Majority of women in healthcare say it will take 25+ years to reach parity in workplace

The past year brought conversations about sexual harassment and assault in the workplace into mainstream discourse. Despite this newfound collective consciousness — or perhaps because of it — women are more pessimistic about how long it will take to reach gender parity in the workplace, according to an annual survey of women in healthcare conducted by Rock Health, a digital health venture fund.

The 2018 survey is based on responses from more than 630 women working in healthcare across 46 organizations. It was conducted between May 14 and June 15.

Here are four top takeaways:

1. Compared to 2017, more women are pessimistic about the timeline to gender parity, but more believe it will eventually happen. This year, 55 percent of women surveyed said they believe it will take more than 25 years to reach gender parity in the workplace, compared to 45 percent last year. However, significantly fewer women say it will never happen (5 percent in 2018 compared to 16 percent in 2017).

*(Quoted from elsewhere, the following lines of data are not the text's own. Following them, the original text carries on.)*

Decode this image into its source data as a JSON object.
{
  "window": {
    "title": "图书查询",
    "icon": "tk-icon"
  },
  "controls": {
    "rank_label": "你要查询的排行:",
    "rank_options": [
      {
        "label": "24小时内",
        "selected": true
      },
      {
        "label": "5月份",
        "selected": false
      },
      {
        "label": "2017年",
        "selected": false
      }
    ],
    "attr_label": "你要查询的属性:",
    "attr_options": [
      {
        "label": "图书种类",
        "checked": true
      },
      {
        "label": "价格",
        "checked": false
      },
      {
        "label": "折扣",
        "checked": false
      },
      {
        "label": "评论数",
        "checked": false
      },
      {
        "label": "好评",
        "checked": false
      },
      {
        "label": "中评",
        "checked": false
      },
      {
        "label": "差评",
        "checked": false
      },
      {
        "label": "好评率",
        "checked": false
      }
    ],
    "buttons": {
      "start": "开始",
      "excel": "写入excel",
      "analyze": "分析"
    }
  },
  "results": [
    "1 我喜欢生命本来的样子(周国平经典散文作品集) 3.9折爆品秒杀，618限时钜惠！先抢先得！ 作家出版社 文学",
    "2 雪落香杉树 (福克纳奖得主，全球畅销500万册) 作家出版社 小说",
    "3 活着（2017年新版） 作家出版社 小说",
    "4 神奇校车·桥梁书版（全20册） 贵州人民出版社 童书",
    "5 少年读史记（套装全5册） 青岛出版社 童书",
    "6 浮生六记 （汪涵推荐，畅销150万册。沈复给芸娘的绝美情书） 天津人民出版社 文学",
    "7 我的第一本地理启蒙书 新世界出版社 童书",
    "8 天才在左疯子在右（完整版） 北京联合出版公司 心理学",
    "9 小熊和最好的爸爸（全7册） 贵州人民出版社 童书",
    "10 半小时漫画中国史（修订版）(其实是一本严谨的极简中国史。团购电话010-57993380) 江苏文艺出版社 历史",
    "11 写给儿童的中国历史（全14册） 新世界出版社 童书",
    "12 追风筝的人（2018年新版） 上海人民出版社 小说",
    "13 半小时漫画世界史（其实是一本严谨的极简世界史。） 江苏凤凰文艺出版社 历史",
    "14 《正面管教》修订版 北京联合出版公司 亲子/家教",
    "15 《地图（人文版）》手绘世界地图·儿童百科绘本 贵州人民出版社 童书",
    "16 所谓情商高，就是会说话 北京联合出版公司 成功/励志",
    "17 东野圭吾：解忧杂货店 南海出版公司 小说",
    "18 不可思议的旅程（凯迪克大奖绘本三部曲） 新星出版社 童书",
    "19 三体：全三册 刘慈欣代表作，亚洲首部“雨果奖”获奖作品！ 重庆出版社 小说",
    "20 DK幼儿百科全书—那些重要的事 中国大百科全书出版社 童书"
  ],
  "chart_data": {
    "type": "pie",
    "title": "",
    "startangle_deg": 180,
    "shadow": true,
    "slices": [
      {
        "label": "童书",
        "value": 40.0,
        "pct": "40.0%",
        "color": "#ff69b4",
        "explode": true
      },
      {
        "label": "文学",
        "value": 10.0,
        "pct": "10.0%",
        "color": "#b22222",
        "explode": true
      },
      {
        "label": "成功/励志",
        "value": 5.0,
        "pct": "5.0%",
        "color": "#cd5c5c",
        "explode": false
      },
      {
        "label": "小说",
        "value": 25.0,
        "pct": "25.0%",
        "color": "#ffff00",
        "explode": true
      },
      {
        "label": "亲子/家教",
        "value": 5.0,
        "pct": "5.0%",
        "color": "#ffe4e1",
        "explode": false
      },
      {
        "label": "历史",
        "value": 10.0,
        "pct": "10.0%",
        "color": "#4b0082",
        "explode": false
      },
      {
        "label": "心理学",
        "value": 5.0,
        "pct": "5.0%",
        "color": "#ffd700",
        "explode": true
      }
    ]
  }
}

2. Small companies and large companies offer the most supportive environments for women. Companies with fewer than 10 employees ranked the highest for supporting women (8.3 on a scale of 1-10), and this ranking declined as company size grew up to 1,000 employees. After that, the ranking increased again. Rock Health speculates that this may be because smaller companies are able to control their culture more and large companies have more resources to create diversity programs.

3. Race and age intersect gender discrimination in the workplace. Most African-American women (85.6 percent) said race was "very much" a barrier to career advancement, compared to 8.9 percent of non-Hispanic white or Euro-American women. African-American women were most likely to report race as a barrier, followed by Asian or Asian-American women, 52 percent of whom reported race as "very much" a barrier to advancement. Most Asian or Asian-American women (80 percent) reported underselling skills as a top barrier to advancement. Similarly, women of all ages felt their age was a barrier for different reasons. Young women reported being judged for lack of experience, women in their 30s reported family obligations or time constraints as barriers, and women over 50 reported age discrimination.

4. Anecdotal commentary indicated women are often the least supportive of other women. "Any poor treatment toward me in my many years within the corporate space has come from other women," a respondent from Louisville, Ky., said. This commentary is supported by other research, such as a study published in Gender in Management that found women believe women are good managers, but do not want to work for them, Rock Health notes.